If God is I Am, then God is Ultimate Reality, and the way we spend our time and energy must point us towards that reality. Tech has the potential to offer this in different ways for different people, but a rightly-ordered material good must always speak to the real-er thing beyond it, to “the halo at the edge of earthly things.”2 This is the sacramental imagination, in which the holiness of God is both sought and found in the ordinary objects of our lives. When we add a piece of tech to our home, it’s crucial for us to consider how it can accomplish that goal. If it can’t, it simply doesn’t belong.
It takes an honest vulnerability to ask questions about our tech use and be willing to face how all this connection has actually further disconnected us. I don’t even have Safari on my phone anymore, but I still hear its siren call when my hands have nothing to do.
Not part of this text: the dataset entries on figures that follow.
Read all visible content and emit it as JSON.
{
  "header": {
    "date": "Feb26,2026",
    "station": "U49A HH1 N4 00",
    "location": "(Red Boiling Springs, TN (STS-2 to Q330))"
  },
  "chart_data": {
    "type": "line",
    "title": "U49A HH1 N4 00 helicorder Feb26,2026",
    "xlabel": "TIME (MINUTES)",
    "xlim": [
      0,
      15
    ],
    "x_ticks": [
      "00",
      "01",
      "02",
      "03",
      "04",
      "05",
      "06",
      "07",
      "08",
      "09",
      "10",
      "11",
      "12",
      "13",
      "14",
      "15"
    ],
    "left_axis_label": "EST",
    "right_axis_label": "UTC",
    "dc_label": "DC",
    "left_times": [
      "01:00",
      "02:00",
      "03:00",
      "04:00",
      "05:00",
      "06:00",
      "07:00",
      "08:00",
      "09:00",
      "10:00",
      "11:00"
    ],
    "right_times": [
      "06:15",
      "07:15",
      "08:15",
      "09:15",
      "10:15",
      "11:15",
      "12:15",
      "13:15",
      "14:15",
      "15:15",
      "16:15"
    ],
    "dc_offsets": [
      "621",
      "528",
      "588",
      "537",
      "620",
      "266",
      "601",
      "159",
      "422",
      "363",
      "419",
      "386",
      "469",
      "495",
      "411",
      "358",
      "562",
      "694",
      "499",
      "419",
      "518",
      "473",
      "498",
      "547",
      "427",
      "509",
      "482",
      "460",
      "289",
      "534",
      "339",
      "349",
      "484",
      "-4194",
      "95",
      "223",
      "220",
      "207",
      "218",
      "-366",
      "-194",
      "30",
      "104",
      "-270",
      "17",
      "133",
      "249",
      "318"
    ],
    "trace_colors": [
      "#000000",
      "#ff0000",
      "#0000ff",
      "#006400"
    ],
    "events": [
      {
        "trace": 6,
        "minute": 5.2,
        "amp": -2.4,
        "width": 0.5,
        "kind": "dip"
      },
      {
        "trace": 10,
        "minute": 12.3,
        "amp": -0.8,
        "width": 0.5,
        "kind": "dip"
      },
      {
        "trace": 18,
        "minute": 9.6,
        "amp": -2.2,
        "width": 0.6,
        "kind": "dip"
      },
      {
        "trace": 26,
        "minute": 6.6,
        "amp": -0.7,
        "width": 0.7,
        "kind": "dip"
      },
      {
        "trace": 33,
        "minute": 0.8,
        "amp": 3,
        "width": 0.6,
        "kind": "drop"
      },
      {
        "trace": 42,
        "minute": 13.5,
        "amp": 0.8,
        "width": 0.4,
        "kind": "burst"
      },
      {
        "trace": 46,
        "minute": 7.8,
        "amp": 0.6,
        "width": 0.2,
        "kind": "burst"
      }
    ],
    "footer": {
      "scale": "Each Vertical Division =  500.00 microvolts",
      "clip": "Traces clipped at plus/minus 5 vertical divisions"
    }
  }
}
I still pick up my phone constantly. I still ask Alexa what the weather is like when I could just open my front door. I still pull up recipes on my computer when I have a stack of cookbooks in the corner. And I still scroll, compare, and seek answers online when I am equipped with a brain capable of creating solutions and a Holy Spirit that has all the wisdom of His universe to offer me.
What is the telos?
What is my telos?
“I am the vine; you are the branches. If you remain in me and I in you, you will bear much fruit; apart from me you can do nothing.” (Emphasis mine)3
All our efforts to create a better world will be for naught if we remove ourselves from the Source of true knowledge, the One who is Truth, Beauty, and Goodness, and Who gives us eyes to see these these things in the world. Because we are made in God’s image, we can do much—and so can our technology—but not if we forget how and where we got that ability in the first place or what those abilities are ultimately for:
Bearing fruit for the Kingdom of God.
May we be brave enough to take the time for it.
Galatians 5:22-23
Thanks to Autumn Kern for this gem.
John 15:5, NIV
Gosh! You are speaking to my brain this week! You always have and always do! I feel like this is my online class I get to login and read and have epiphanies each time I do a lesson.
- Where we get tripped up is when we confuse what is good, true, and beautiful for what is merely entertaining or convenient. The transcendentals are simple gifts, to be sure, but rarely are they easy.
- All these things are good, beautiful, and true…and not a single one is sustainable through shortcuts. Counterfeits are possible, sure, but they will never come close to the real thing.
I love that you mention Catechisms. Are there Catholic books you recommend or like?